Il viaggio 2026 del BMW MC Partenope ha puntato le ruote verso Est, scegliendo il fascino selvaggio di Slovenia e Croazia. L’avventura è iniziata il 22 aprile da Napoli, con un primo trasferimento autostradale verso il porto di Ancona, per poi sbarcare il giorno successivo a Spalato. Il tour ha avuto inizio esplorando il Parco dei Laghi di Plitvice (Patrimonio UNESCO), un’oasi di 16 laghi turchesi nella quale rilassare mente e corpo; per poi attraversare la zona rurale Vojna Krajina, dove i cimiteri accanto alle case testimoniano la volontà di mantenere vivo il legame tra i defunti e la comunità. Dopo una sosta nella fiabesca Rastoke, tra mulini, ponti e ruscelli, il gruppo ha vissuto la vera “anima da biker” a Novo Mesto, con un pranzo al sacco, che si è concluso con un buon caffè in moka. Il cambio di ritmo è arrivato a Lubiana, la romantica “Milano Slovena”, dominata dal suo Castello (raggiunto in funicolare) che, da cupo penitenziario, oggi è il cuore pulsante della città.
Il viaggio è proseguito nel ventre della terra nelle Grotte di Postumia, alla scoperta di meraviglie come la stalagmite “Brillante” alta cinque metri ed il misterioso proteo (“il piccolo drago”), un predatore cieco capace di vivere a lungo anche senza cibo. Infine, l’Istria: dai riflessi di Pirano ai mosaici d’oro bizantini di Parenzo, f ino all’isola Brioni Maggiore ed il suo Safari Park, un’aera di nove ettari in cui convivono erbivori esotici e autoctoni. Dopo una tappa all’Arena di Pola, sesto tra gli anfiteatri romani meglio conservati al mondo, i traghetti hanno aperto le porte del paradiso dei motociclisti grazie alle curve e ai ponti panoramici delle isole di Cres, Krk e Pag. Toccando, prima, Fiume, l’epico viaggio si è concluso nella splendida città marina di Zaravecchia.

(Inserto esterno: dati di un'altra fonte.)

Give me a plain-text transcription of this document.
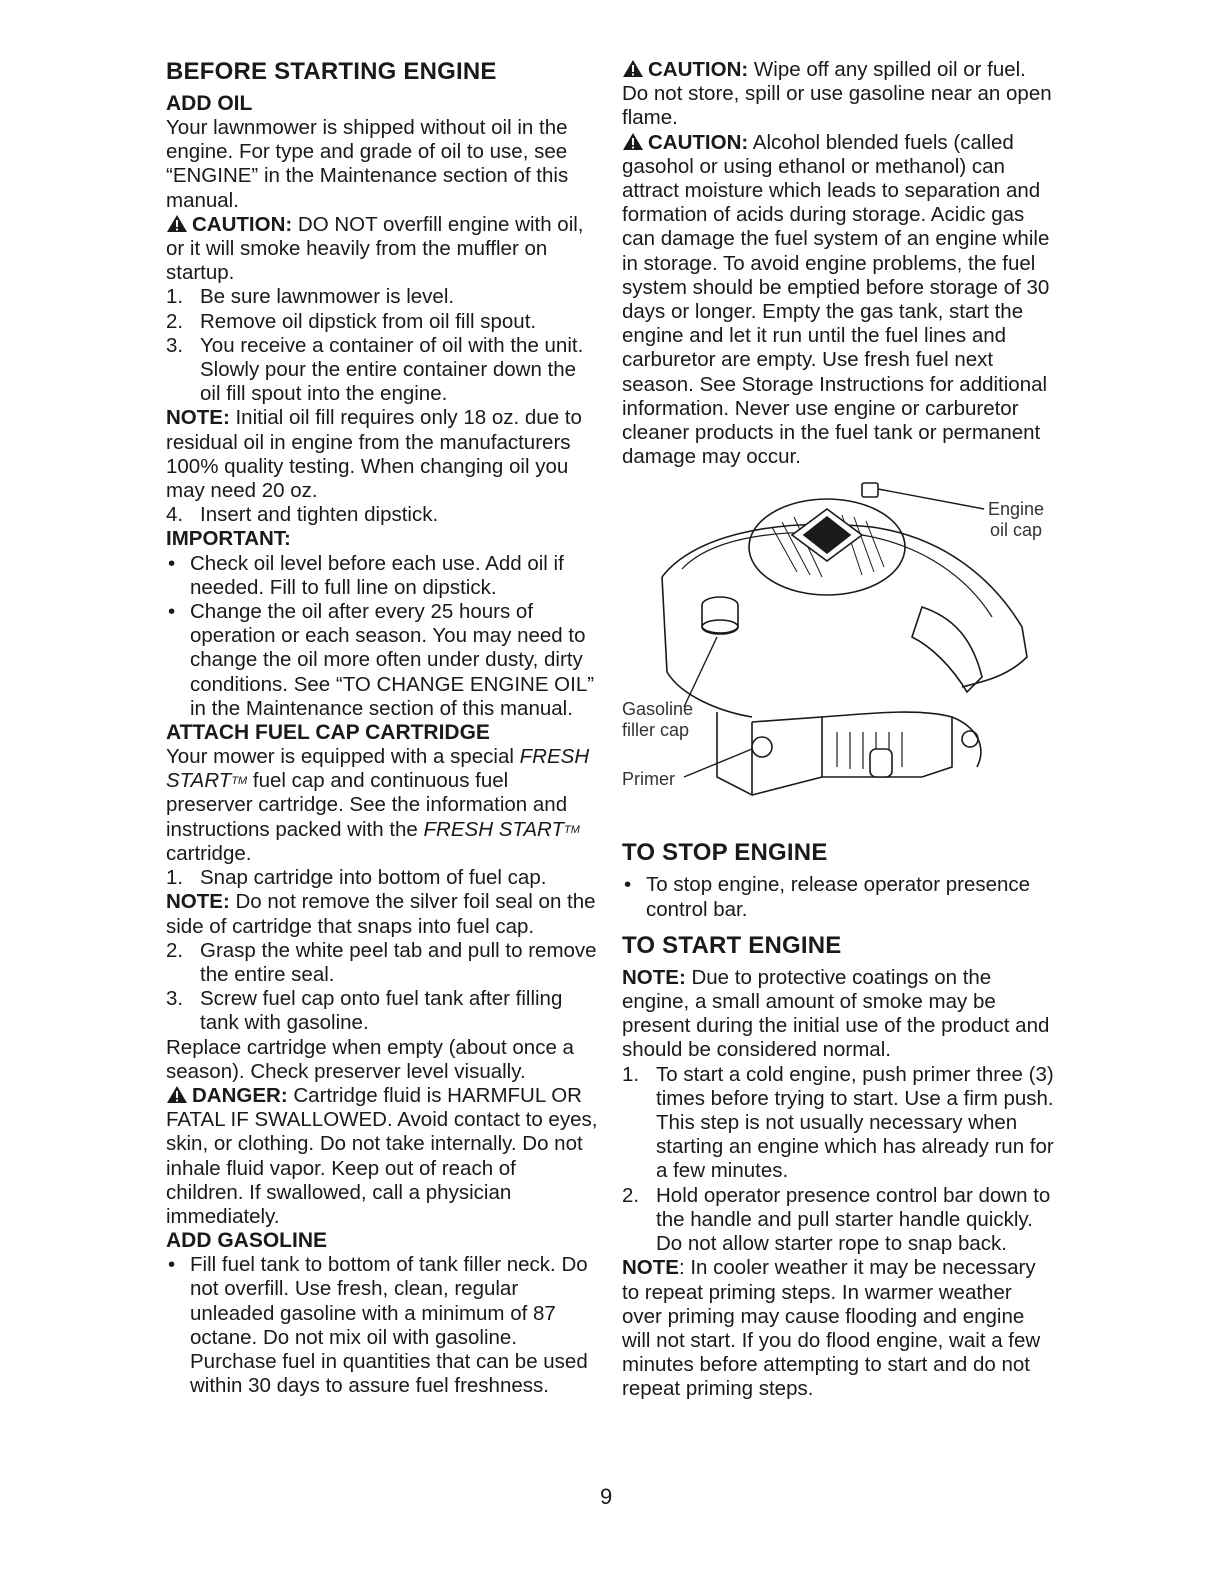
BEFORE STARTING ENGINE
ADD OIL

Your lawnmower is shipped without oil in the engine. For type and grade of oil to use, see “ENGINE” in the Maintenance section of this manual.

CAUTION: DO NOT overfill engine with oil, or it will smoke heavily from the muffler on startup.

1. Be sure lawnmower is level.
2. Remove oil dipstick from oil fill spout.
3. You receive a container of oil with the unit. Slowly pour the entire container down the oil fill spout into the engine.

NOTE: Initial oil fill requires only 18 oz. due to residual oil in engine from the manufacturers 100% quality testing. When changing oil you may need 20 oz.

4. Insert and tighten dipstick.

IMPORTANT:

• Check oil level before each use. Add oil if needed. Fill to full line on dipstick.
• Change the oil after every 25 hours of operation or each season. You may need to change the oil more often under dusty, dirty conditions. See “TO CHANGE ENGINE OIL” in the Maintenance section of this manual.
ATTACH FUEL CAP CARTRIDGE

Your mower is equipped with a special FRESH STARTTM fuel cap and continuous fuel preserver cartridge. See the information and instructions packed with the FRESH STARTTM cartridge.

1. Snap cartridge into bottom of fuel cap.

NOTE: Do not remove the silver foil seal on the side of cartridge that snaps into fuel cap.

2. Grasp the white peel tab and pull to remove the entire seal.
3. Screw fuel cap onto fuel tank after filling tank with gasoline.

Replace cartridge when empty (about once a season). Check preserver level visually.

DANGER: Cartridge fluid is HARMFUL OR FATAL IF SWALLOWED. Avoid contact to eyes, skin, or clothing. Do not take internally. Do not inhale fluid vapor. Keep out of reach of children. If swallowed, call a physician immediately.

ADD GASOLINE
• Fill fuel tank to bottom of tank filler neck. Do not overfill. Use fresh, clean, regular unleaded gasoline with a minimum of 87 octane. Do not mix oil with gasoline. Purchase fuel in quantities that can be used within 30 days to assure fuel freshness.

CAUTION: Wipe off any spilled oil or fuel. Do not store, spill or use gasoline near an open flame.

CAUTION: Alcohol blended fuels (called gasohol or using ethanol or methanol) can attract moisture which leads to separation and formation of acids during storage. Acidic gas can damage the fuel system of an engine while in storage. To avoid engine problems, the fuel system should be emptied before storage of 30 days or longer. Empty the gas tank, start the engine and let it run until the fuel lines and carburetor are empty. Use fresh fuel next season. See Storage Instructions for additional information. Never use engine or carburetor cleaner products in the fuel tank or permanent damage may occur.

Engine
oil cap
Gasoline
filler cap
Primer
TO STOP ENGINE
• To stop engine, release operator presence control bar.
TO START ENGINE

NOTE: Due to protective coatings on the engine, a small amount of smoke may be present during the initial use of the product and should be considered normal.

1. To start a cold engine, push primer three (3) times before trying to start. Use a firm push. This step is not usually necessary when starting an engine which has already run for a few minutes.
2. Hold operator presence control bar down to the handle and pull starter handle quickly. Do not allow starter rope to snap back.

NOTE: In cooler weather it may be necessary to repeat priming steps. In warmer weather over priming may cause flooding and engine will not start. If you do flood engine, wait a few minutes before attempting to start and do not repeat priming steps.

9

Viaggiare in moto ha qualcosa di mistico, ed essere tra i “neonati” del gruppo si è rivelato essere eccezionale sia per noi che per i veterani. In sella, infatti, ci si concede finalmente il lusso di dimenticare i ruoli sociali: il farmacista, l’imprenditore, il medico e l’ingegnere si spogliano dei propri titoli per tornare ad essere semplicemente se stessi. Certo, condividere nove giorni ventiquattr’ore su ventiquattro mette a dura prova la pazienza di chiunque, ma il vero segreto sta nel non dimenticarsi mai del rispetto reciproco. Dopotutto il mototurismo non è una favola, ma resta la storia più bella da raccontare: questo viaggio in due su una BMW R1300GS è costato complessivamente € 2.300, costringendoci, a volte, ad affrontare pioggia, stanchezza e tutte le insidie della strada. Eppure, fa tutto parte di un gioco in cui non si è mai davvero da soli perché, dietro a ogni curva, c’è sempre il Club a coprirti le spalle. Anche per questo il rientro a casa è stato un mix di relax e malinconia: se da un lato c’è stata la gioia di riabbracciare i miei gatti, dall’altro è subentrata subito la nostalgia per i rituali della partenza. Oggi, a mente fredda, posso dire con certezza che è stato un viaggio stupendo. Un’esperienza in cui ho scoperto posti unici in compagnia di persone fantastiche, con le quali ho stretto legami profondi che vanno ben oltre la meta condivisa.